La liqueur Radigast, elle, est née suite à une rencontre inattendue, en 1919, entre Albín Hill et Albín Polášek, le futur auteur de la statue de Radegast (autrement écrit aussi Radigast), un dieu de la mythologie slave, sur le mont Radhošť, dans le massif de Beskides en Moravie. Ne pouvant pas croire qu’il avait devant lui un autre homme portant ce prénom si peu commun, Albín Hill a conclu un marché avec son nouvel ami : si l’un crée la statue de Radegast, l’autre produira une liqueur du même nom qui servira au baptême de l’œuvre d’art.

Hill's Liquere,  photo: Vojtěch Ruschka
Mais c’est encore une autre liqueur qui possède une histoire plus riche que les autres. Il s’agit de « Strážská Černá paní » (« La Dame noire de Stráž »), un nom inspiré de la célèbre diva tchèque Ema Destinnová, qui séjournait souvent au château de Stráž, près de Jindřichův Hradec. En 1920, la chanteuse a écrit à New York une lettre dans laquelle elle exprimait son désir d’avoir sa propre liqueur.
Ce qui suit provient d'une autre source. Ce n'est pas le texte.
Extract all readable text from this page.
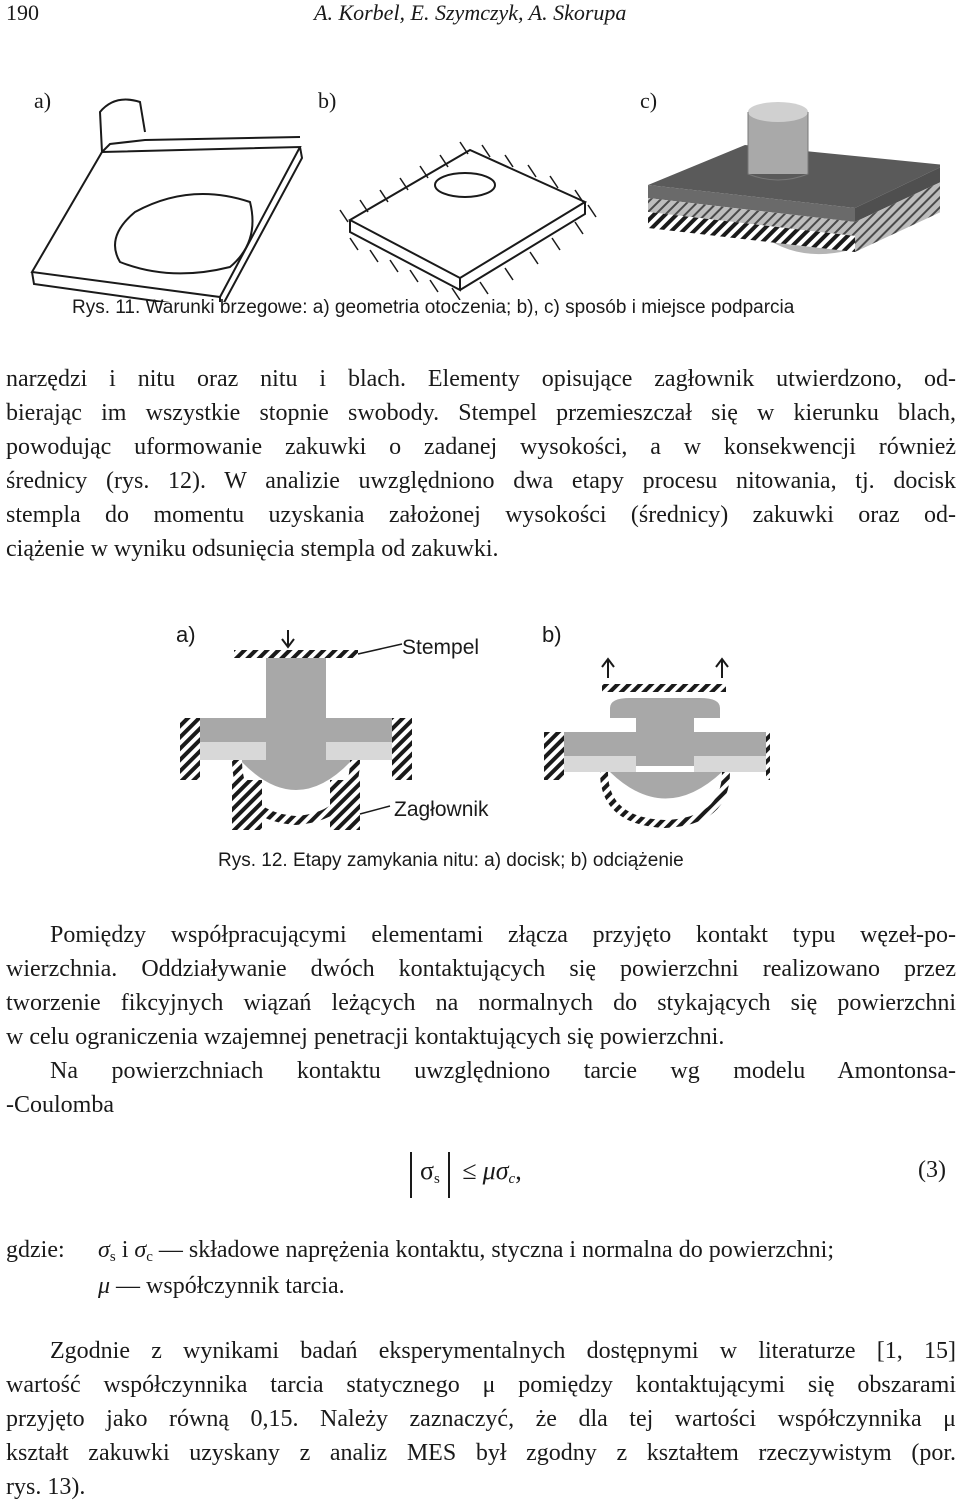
190	A. Korbel, E. Szymczyk, A. Skorupa
a)	b)	c)
Rys. 11. Warunki brzegowe: a) geometria otoczenia; b), c) sposób i miejsce podparcia
narzędzi i nitu oraz nitu i blach. Elementy opisujące zagłownik utwierdzono, od-
bierając im wszystkie stopnie swobody. Stempel przemieszczał się w kierunku blach,
powodując uformowanie zakuwki o zadanej wysokości, a w konsekwencji również
średnicy (rys. 12). W analizie uwzględniono dwa etapy procesu nitowania, tj. docisk
stempla do momentu uzyskania założonej wysokości (średnicy) zakuwki oraz od-
ciążenie w wyniku odsunięcia stempla od zakuwki.
a)	b)
Stempel
Zagłownik
Rys. 12. Etapy zamykania nitu: a) docisk; b) odciążenie
Pomiędzy współpracującymi elementami złącza przyjęto kontakt typu węzeł-po-
wierzchnia. Oddziaływanie dwóch kontaktujących się powierzchni realizowano przez
tworzenie fikcyjnych wiązań leżących na normalnych do stykających się powierzchni
w celu ograniczenia wzajemnej penetracji kontaktujących się powierzchni.
Na powierzchniach kontaktu uwzględniono tarcie wg modelu Amontonsa-
-Coulomba
$\sigma_s \le \mu\sigma_c$,	(3)
gdzie: $\sigma_s$ i $\sigma_c$ — składowe naprężenia kontaktu, styczna i normalna do powierzchni;
μ — współczynnik tarcia.
Zgodnie z wynikami badań eksperymentalnych dostępnymi w literaturze [1, 15]
wartość współczynnika tarcia statycznego μ pomiędzy kontaktującymi się obszarami
przyjęto jako równą 0,15. Należy zaznaczyć, że dla tej wartości współczynnika μ
kształt zakuwki uzyskany z analiz MES był zgodny z kształtem rzeczywistym (por.
rys. 13).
Découverte dans les archives, la lettre est parvenue jusqu’à la famille Hill, qui a donc décidé de donner une suite à ce rêve lointain.

Une tradition familiale

Quelques années se sont écoulées depuis la mort de son fondateur, et la liquoristerie repose maintenant entre les mains d’Ilona Musialová et de son fils Tomáš Hill. Pour autant, l’âme de Radomil Hill demeure toujours dans cette maison dont même les murs sont imprégnés de l’odeur de l’alcool :

Hill's Liquere,  photo: Vojtěch Ruschka
« Quand mon père écrivait une recette, il savait déjà quel goût aurait la liqueur. C’est quelque chose que je ne sais pas encore faire. Je crois que c’est le summum de ce métier. Nous sommes très fiers que notre entreprise possède ce savoir-faire, même si pas plus moi que mon fils n’avons cette faculté. Mon petit-fils, par contre, a du nez et du goût et il sait distinguer de fines nuances. Nous ne lui donnons pas d’alcool mais des sirops, et il sent tous les ingrédients. Peut-être que Dieu lui a donné un talent dont nous pourrons profiter, car il a vraiment le nez fin. »

Bref, une liquoristerie, c’est tout un univers. Un monde que, grâce à la famille Hill, tout le monde peut découvrir :

« Nous proposons des visites publiques. Les visiteurs me donnent des échos que j’obtiendrais difficilement autrement. C’est là quelque chose de très important pour nous. »

Notre visite s’achève avec une petite dégustation d’une liqueur de café produite selon une recette des années 1930. Adossée à « ses » tonneaux remplis de trésors liquides, Ilona Musialová sourit et s’exclame soudainement :

« Me voilà donc avec mon ‘jamais de la vie’ ! »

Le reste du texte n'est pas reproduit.